Personal information
- Full name: Adam Lee Richardson
- Date of birth: 7 September 2003 (age 23)
- Place of birth: Northumberland, England
- Position: Goalkeeper

Youth career
- 0000–2024: Sunderland

Senior career*
- Years: Team / Apps / (Gls)
- 2024–2026: Sunderland / 0 / (0)
- 2024: → Hebburn Town (loan)
- 2024: → Blyth Spartans (loan)

International career
- 2019: England U17 / 1 / (0)

= Adam Richardson (footballer, born 2003) =

English footballer (born 2003)

Adam Lee Richardson (born 7 September 2003) is an English footballer who plays as a goalkeeper.

==Club career==
A product of the Sunderland academy, Richardson joined the club at the age of eight years-old and signed his first contract with the club 2020. Following that, despite reported interest from Premier League clubs in July 2022, he signed a new contract with the club. He signed a new three-year professional contract with the club in May 2023. He was set to be included on the Sunderland first team's pre-season tour in summer 2023, but suffered an injury set-back.

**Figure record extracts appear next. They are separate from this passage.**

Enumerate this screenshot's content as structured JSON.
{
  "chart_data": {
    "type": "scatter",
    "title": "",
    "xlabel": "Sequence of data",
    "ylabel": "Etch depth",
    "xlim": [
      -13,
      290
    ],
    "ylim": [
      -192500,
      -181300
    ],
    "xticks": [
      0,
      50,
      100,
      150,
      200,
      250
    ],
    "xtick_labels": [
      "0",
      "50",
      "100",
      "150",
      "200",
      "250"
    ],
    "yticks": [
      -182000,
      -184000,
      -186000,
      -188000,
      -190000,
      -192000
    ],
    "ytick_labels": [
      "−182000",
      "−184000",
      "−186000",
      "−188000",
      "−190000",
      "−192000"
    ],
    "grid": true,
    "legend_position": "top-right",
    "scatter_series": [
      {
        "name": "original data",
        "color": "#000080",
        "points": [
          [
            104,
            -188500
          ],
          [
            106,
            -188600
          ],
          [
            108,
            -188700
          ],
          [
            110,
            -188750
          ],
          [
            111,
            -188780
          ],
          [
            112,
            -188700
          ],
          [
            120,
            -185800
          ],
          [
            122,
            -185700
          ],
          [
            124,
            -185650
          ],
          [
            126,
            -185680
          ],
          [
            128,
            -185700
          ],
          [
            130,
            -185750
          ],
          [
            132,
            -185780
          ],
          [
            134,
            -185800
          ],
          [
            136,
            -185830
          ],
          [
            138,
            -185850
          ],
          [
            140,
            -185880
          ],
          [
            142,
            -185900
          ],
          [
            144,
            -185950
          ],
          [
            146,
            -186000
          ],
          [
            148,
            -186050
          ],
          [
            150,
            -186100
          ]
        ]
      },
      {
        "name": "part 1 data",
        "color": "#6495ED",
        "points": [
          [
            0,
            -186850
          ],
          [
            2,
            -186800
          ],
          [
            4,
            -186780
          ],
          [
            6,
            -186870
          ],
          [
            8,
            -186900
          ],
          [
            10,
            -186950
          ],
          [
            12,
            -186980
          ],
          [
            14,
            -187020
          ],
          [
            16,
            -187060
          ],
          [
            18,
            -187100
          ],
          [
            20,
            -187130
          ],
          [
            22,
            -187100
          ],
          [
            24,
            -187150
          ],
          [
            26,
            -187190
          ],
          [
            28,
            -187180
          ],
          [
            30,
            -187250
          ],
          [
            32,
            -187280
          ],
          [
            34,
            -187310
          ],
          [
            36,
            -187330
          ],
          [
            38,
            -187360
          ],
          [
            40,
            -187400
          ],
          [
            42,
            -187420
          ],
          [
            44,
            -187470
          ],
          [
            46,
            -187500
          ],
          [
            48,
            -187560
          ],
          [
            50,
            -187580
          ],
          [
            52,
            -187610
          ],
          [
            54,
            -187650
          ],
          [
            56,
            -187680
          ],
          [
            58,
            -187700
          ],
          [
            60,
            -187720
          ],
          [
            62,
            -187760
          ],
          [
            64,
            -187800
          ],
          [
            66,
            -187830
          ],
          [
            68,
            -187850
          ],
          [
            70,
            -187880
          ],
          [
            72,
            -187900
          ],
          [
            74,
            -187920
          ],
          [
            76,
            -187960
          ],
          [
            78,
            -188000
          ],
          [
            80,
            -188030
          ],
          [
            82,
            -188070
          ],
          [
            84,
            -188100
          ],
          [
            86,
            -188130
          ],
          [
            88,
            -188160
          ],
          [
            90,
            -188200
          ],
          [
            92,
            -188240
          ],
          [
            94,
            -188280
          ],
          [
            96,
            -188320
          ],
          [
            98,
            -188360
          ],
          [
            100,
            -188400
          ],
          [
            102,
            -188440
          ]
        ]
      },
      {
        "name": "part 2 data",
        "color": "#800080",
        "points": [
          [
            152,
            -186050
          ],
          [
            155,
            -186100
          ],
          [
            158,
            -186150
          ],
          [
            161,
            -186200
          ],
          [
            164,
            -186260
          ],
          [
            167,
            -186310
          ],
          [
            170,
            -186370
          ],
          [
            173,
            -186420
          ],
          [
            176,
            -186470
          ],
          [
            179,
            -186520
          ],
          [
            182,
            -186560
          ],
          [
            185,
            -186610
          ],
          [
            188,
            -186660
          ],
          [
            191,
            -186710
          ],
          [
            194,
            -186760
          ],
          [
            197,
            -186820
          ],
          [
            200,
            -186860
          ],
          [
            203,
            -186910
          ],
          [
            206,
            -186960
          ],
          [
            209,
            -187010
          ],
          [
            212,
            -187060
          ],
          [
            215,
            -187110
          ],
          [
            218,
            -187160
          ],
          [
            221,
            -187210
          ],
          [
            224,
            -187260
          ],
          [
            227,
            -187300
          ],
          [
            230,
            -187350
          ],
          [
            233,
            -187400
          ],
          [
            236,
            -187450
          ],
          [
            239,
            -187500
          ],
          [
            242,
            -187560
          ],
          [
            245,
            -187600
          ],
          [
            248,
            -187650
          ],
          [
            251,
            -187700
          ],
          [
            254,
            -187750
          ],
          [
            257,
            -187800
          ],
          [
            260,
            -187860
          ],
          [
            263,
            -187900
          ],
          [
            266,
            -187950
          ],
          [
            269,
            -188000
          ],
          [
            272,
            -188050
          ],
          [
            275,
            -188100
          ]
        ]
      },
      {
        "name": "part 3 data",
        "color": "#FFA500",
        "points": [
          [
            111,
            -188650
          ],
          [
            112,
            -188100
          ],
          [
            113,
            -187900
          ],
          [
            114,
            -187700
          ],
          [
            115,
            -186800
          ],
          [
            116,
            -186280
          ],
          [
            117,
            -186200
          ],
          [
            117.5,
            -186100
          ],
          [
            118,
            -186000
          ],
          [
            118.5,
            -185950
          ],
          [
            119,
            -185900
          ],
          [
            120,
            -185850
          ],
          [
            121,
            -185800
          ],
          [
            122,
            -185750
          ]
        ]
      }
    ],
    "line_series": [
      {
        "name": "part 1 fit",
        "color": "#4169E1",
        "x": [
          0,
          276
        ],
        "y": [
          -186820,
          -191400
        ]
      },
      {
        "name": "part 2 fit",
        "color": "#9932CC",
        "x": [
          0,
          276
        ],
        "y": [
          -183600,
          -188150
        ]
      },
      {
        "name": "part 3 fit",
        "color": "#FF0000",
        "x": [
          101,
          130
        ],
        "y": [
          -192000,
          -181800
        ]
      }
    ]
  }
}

In 2024, Richardson had short-term loan spells at Hebburn Town and Blyth Spartans. He made his debut for Hebburn in the Northern Premier League's Premier Division against Lancaster City in September 2024. He made his debut for Blyth in the same division on 9 November of that year against Warrington Rylands.

==International career==
Richardson played for England U17 against Austria U17 in September 2019 in the Syrenka Cup.